Dans un quartier résidentiel de Londres, Kate et Justin, trentenaires bientôt parents, occupent un grand appartement au premier étage d’une belle maison bourgeoise. Lorsque Theresa et Jon, un couple aisé également dans l’attente d’un enfant, emménagent dans l’appartement du rez-de-chaussée, les deux couples se lient d'amitié. Kate est fascinée par Theresa mais au fil d'événements troublants, elle est envahie par un sentiment d’inquiétude qui va se transformer en un véritable cauchemar.

 

 

Sorti à l’automne 2015 au Royaume-Uni, le premier long-métrage de David Farr arrive un an et demi plus tard sur les écrans français.

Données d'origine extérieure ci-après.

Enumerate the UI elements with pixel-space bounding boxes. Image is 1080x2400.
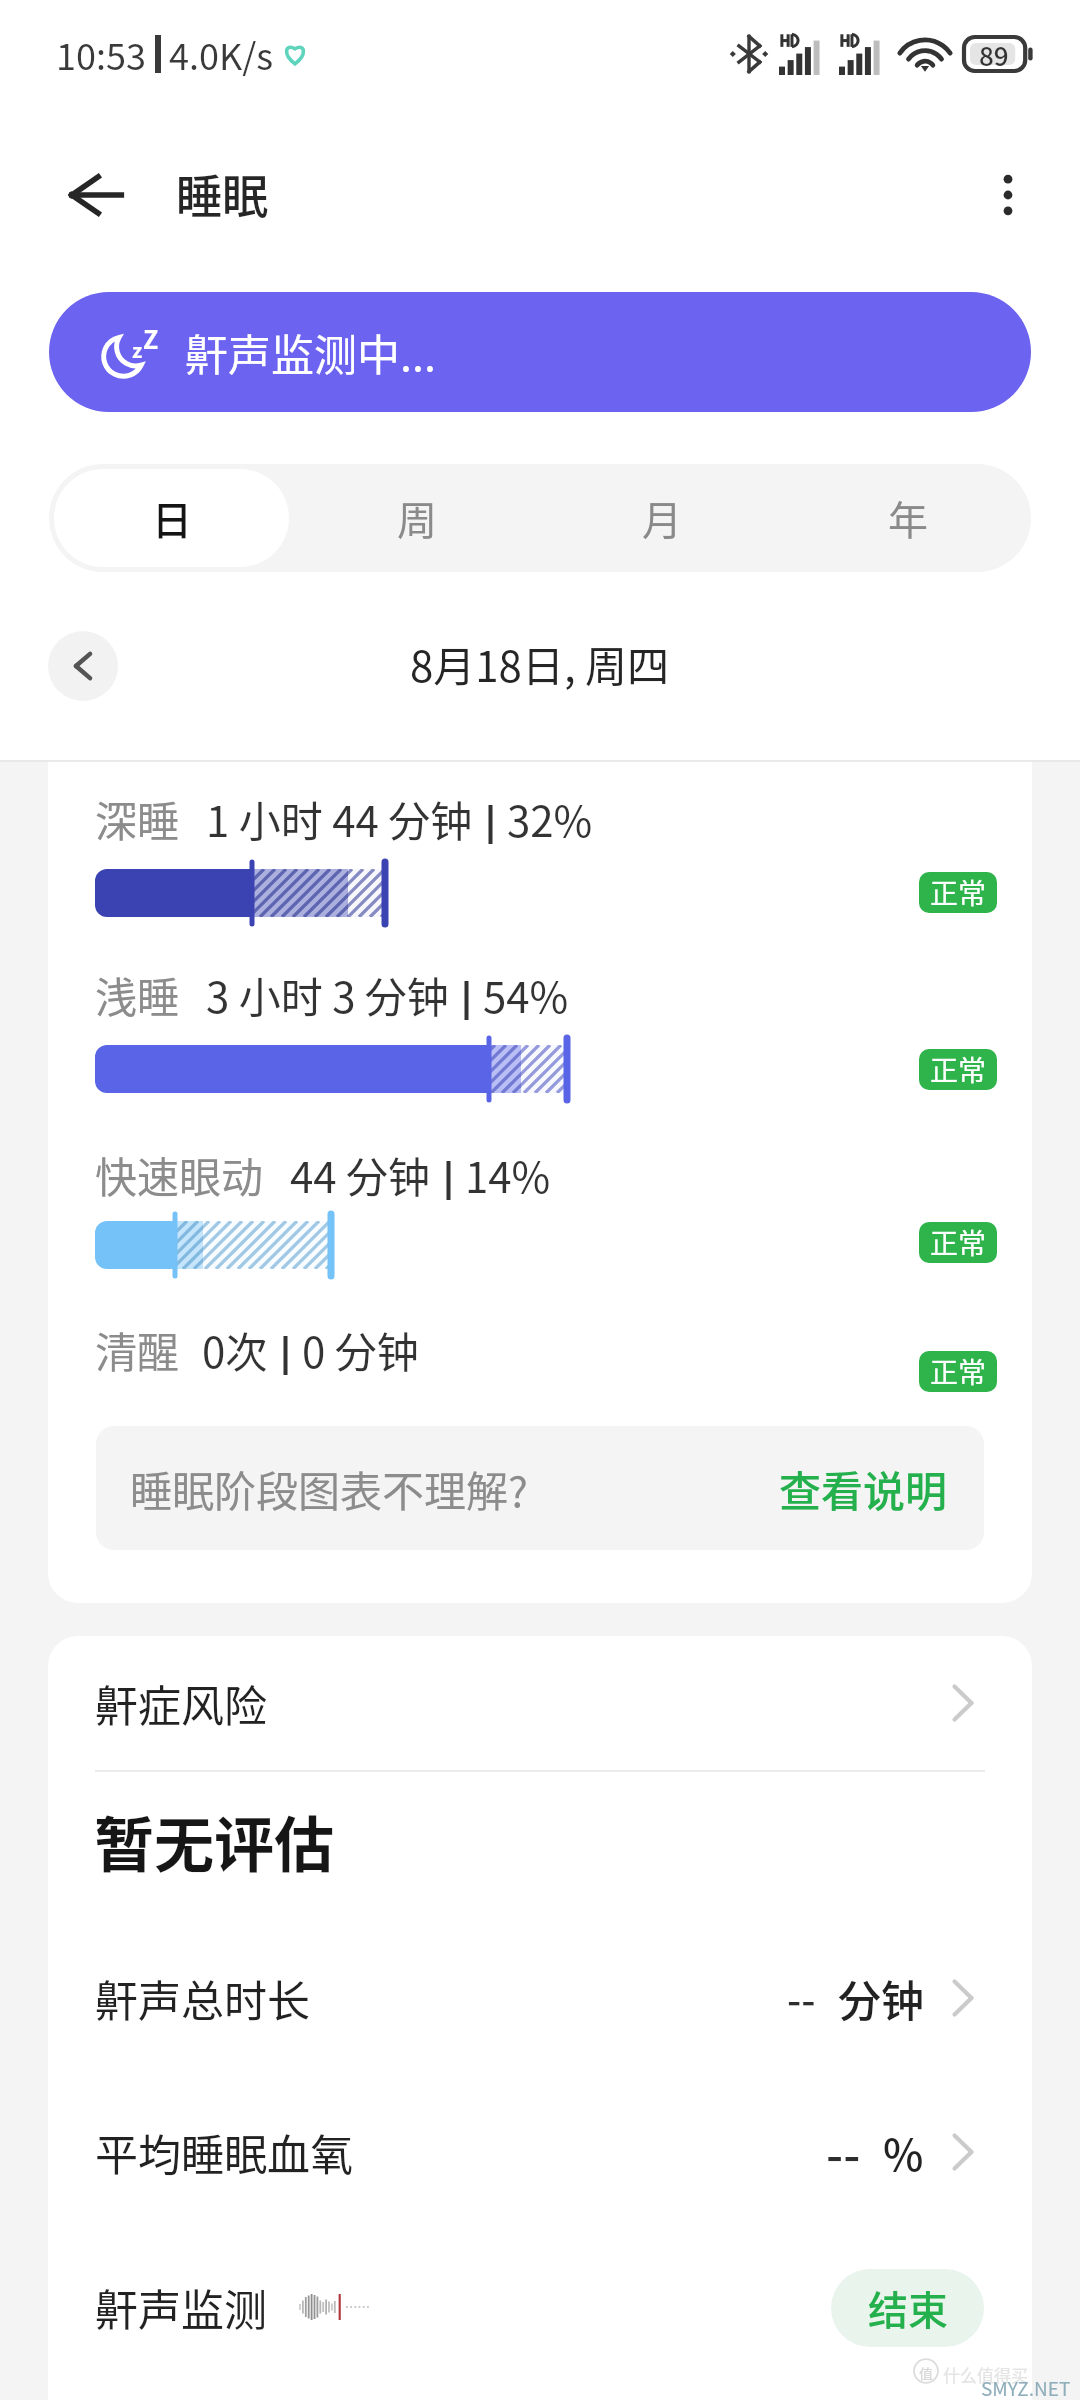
staticText: 鼾声监测: [95, 2276, 267, 2338]
staticText: 平均睡眠血氧: [95, 2121, 353, 2183]
staticText: 1 小时 44 分钟: [206, 788, 473, 849]
staticText: --: [787, 1969, 816, 2027]
staticText: 睡眠: [176, 160, 268, 227]
staticText: Z: [143, 320, 159, 356]
staticText: 快速眼动: [95, 1144, 264, 1205]
staticText: 日: [152, 489, 192, 547]
staticText: 正常: [930, 872, 987, 913]
staticText: 月: [642, 489, 682, 547]
button[interactable]: 睡眠阶段图表不理解?: [96, 1426, 984, 1550]
staticText: 睡眠阶段图表不理解?: [130, 1458, 528, 1519]
staticText: 0 分钟: [302, 1319, 419, 1380]
staticText: 4.0K/s: [169, 28, 274, 80]
staticText: 清醒: [95, 1319, 180, 1380]
staticText: 正常: [930, 1351, 987, 1392]
button[interactable]: 鼾症风险: [48, 1636, 1032, 1770]
button[interactable]: Back: [60, 159, 132, 231]
button[interactable]: 日: [54, 469, 289, 567]
staticText: 暂无评估: [94, 1797, 334, 1884]
button[interactable]: 结束: [831, 2269, 984, 2347]
staticText: 周: [397, 489, 437, 547]
staticText: 分钟: [838, 1967, 924, 2029]
staticText: 10:53: [56, 28, 146, 80]
button[interactable]: Previous day: [48, 631, 118, 701]
staticText: 14%: [465, 1144, 551, 1205]
staticText: 年: [888, 489, 928, 547]
staticText: 正常: [930, 1049, 987, 1090]
button[interactable]: z: [49, 292, 1031, 412]
staticText: 54%: [483, 964, 569, 1025]
staticText: 89: [979, 36, 1009, 72]
staticText: 3 小时 3 分钟: [206, 964, 449, 1025]
button[interactable]: More options: [972, 159, 1044, 231]
staticText: 鼾声监测中...: [185, 321, 436, 383]
staticText: 深睡: [95, 788, 180, 849]
staticText: --: [826, 2117, 861, 2187]
staticText: 结束: [868, 2279, 948, 2337]
staticText: 鼾症风险: [95, 1672, 267, 1734]
staticText: 正常: [930, 1222, 987, 1263]
button[interactable]: 月: [544, 469, 780, 567]
button[interactable]: 周: [299, 469, 534, 567]
staticText: 值: [919, 2363, 933, 2383]
button[interactable]: 平均睡眠血氧: [48, 2116, 1032, 2188]
staticText: 44 分钟: [290, 1144, 431, 1205]
staticText: 0次: [202, 1319, 268, 1380]
staticText: 32%: [507, 788, 593, 849]
staticText: SMYZ.NET: [981, 2374, 1071, 2400]
staticText: %: [883, 2121, 924, 2183]
button[interactable]: 年: [790, 469, 1026, 567]
staticText: 8月18日, 周四: [410, 633, 670, 694]
button[interactable]: 鼾声总时长: [48, 1962, 1032, 2034]
staticText: 浅睡: [95, 964, 180, 1025]
staticText: 查看说明: [779, 1458, 948, 1519]
staticText: z: [132, 335, 143, 364]
staticText: 鼾声总时长: [95, 1967, 310, 2029]
staticText: 什么值得买: [943, 2362, 1028, 2387]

The Ones Below est devenu London House et l’on doit certainement cette sortie tardive au succès de Demain tout commence avec la même Clémence Poésy en fin d’année 2016 – sans quoi, le film serait resté sur le marché local, comme la plupart des séries B.

 

Si le scénario, très balisé, est ultra-prévisible, l’intérêt de ce petit film réside dans sa mise en scène d’inspiration hitchcockienne. On ne s’étonnera pas de voir dans la réalisation de David Farr, codirecteur de la Royal Shakespeare Company, une approche assez théâtrale, avec une attention spéciale apportée aux décors et à la gestion de l’espace. La coiffure et la blondeur de Theresa (Laura Birn, très bien) évoquent Vertigo quand la capacité d’observation de Kate (Clémence Poésy) rappelle – un peu – Fenêtre sur cour. Un exercice honnête qui, à défaut d’un grand film, offre un agréable divertissement.